The matrix A is the matrix of f with respect to the chosen bases for V and W, and the (i,j)'th entry of A is just a_ij.

3. does the matrix A form the transition matrix from W to V?

4. What do you mean by "transition matrix"? I've only encountered that term in finite Markov chain-theory.

The matrix A is the matrix of the linear map f with respect to the bases {v_j} and {w_i} of V and W, respectively.

This means that if v is a vector in V, and if (a_1,a_2,...,a_n)^t are the coordinates of v with respect to the basis {v_j} (which means that v = a_1v_1+a_2v_2+...+a_nv_n), then

$f(v) = A(a_1,a_2,\ldots,a_n)^t.$

In words, f and A do the exact same thing to the vector v, except that before you apply A to v, you need the coordinates of v with respect to the basis of V.

(Note that a lot of stuff has dangerously been named a_something).

5. Isint f(v) =w? Does that mean in your case that if v= b_1v_1 +b_2 v_2 then f(v) = a_i1 b_1 + a_i2 b_2 =w , where i is the rows of A(2x2 matrix)

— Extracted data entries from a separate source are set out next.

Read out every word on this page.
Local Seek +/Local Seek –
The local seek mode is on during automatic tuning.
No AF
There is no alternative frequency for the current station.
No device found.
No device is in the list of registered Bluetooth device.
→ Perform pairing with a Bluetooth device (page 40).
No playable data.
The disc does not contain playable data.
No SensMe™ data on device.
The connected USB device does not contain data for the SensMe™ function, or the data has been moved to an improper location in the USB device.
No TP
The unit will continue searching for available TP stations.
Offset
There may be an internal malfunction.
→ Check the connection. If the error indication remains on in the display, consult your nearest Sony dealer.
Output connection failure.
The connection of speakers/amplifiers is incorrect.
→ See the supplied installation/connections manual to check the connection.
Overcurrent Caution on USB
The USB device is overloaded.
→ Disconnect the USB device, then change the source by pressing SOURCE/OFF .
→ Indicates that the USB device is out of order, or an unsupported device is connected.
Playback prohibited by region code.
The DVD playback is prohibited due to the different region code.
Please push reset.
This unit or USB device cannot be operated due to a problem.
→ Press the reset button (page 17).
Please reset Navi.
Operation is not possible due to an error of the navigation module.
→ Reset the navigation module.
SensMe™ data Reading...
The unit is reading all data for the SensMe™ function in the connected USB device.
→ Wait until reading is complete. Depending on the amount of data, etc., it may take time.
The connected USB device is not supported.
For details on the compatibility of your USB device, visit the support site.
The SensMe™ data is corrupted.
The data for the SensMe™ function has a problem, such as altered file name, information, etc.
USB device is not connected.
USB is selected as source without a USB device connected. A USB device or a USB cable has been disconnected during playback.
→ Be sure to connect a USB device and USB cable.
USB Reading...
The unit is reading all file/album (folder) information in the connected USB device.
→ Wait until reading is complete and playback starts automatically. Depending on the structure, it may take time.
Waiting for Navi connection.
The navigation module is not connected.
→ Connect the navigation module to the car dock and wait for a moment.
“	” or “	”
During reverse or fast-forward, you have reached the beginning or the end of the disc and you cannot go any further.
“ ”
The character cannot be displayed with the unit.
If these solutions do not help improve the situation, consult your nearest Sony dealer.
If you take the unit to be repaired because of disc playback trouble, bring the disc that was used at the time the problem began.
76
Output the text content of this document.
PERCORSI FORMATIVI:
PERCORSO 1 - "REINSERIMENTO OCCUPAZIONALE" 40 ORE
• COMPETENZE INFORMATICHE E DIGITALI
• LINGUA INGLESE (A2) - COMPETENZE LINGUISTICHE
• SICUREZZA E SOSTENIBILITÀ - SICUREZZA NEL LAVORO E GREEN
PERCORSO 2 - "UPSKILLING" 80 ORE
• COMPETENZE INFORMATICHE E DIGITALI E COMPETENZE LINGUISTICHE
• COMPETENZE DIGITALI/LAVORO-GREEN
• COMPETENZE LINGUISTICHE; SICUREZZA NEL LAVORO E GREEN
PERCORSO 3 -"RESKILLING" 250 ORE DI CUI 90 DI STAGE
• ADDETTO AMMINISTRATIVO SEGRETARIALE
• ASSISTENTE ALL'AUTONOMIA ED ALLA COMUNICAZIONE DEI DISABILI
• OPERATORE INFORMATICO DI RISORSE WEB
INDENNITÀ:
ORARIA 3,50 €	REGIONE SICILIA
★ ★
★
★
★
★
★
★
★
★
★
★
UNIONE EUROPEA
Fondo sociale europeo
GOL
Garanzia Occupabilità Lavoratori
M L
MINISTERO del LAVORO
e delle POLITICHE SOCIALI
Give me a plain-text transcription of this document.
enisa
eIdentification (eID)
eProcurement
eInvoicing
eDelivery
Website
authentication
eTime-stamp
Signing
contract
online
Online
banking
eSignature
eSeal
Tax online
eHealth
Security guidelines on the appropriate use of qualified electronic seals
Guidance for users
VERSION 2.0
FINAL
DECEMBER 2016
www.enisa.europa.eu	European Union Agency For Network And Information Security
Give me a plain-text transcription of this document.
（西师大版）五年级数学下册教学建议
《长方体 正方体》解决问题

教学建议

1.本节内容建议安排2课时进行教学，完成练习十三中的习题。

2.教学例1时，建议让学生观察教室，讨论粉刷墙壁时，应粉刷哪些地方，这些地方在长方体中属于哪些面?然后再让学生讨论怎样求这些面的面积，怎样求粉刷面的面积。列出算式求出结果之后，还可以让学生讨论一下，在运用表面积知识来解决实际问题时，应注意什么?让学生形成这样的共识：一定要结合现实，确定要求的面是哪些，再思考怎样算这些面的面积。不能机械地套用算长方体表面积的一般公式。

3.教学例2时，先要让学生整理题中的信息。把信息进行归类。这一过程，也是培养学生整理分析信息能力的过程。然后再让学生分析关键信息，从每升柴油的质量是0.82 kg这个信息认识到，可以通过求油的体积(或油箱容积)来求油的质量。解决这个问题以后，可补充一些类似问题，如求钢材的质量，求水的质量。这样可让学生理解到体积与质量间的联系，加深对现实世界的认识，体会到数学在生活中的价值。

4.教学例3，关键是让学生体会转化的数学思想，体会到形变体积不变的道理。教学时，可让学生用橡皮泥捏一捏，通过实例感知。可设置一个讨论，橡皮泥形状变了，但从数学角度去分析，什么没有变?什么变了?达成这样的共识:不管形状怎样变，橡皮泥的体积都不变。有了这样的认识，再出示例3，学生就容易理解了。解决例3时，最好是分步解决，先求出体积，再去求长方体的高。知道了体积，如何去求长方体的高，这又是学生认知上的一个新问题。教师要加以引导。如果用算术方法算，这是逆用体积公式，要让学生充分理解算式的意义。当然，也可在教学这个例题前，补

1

i assumed that the basis of V is {v_1, v_2}

6. Your question is confusing to me, but let me try to answer what I think you're asking. Correct me, if I'm misinterpreting you.

You suppose that f(v) = w. Then you write v in the basis {v_1,v_2} for V, that is v = b_1v_1+b_2v_2. You then have that

$w=f(v) = \begin{bmatrix}a_{11} & a_{12} \\ a_{21} & a_{22} \\ \end{bmatrix}\begin{bmatrix}b_1 \\ b_2 \\ \end{bmatrix}=\begin{bmatrix}a_{11}b_1+a_{12}b_2 \\ a_{21}b_1+a_{22}b_2 \\ \end{bmatrix}.$

Note that this need to be interpreted correctly. The result on the right hand side is really the coordinates of w with respect to the basis {w_1,w_2}. This is because we can only construct a matrix from a linear map, when we have given bases for the two spaces V and W, and when dealing with such a matrix, it takes as input coordinates with respect to the basis of V, and gives as output coordinates with respect to the basis of W.

In other words, $(a_{11}b_1+a_{12}b_2,a_{21}b_1+a_{22}b_2)$ are the coordinates of w with respect to the basis (w_1,w_2), and hence

$w = (a_{11}b_1+a_{12}b_2)w_1 + (a_{21}b_1+a_{22}b_2)w_2.$

7. yes this is what im asking. so in this case, f(v)= w where w is not the image but actually the coordinate vector wrt to the image right?

8. Yes, (a_11b_1+a_12b_2 , a_21b_1+a_22b_2) is the coordinates of w with respect to the basis (w_1,w_2).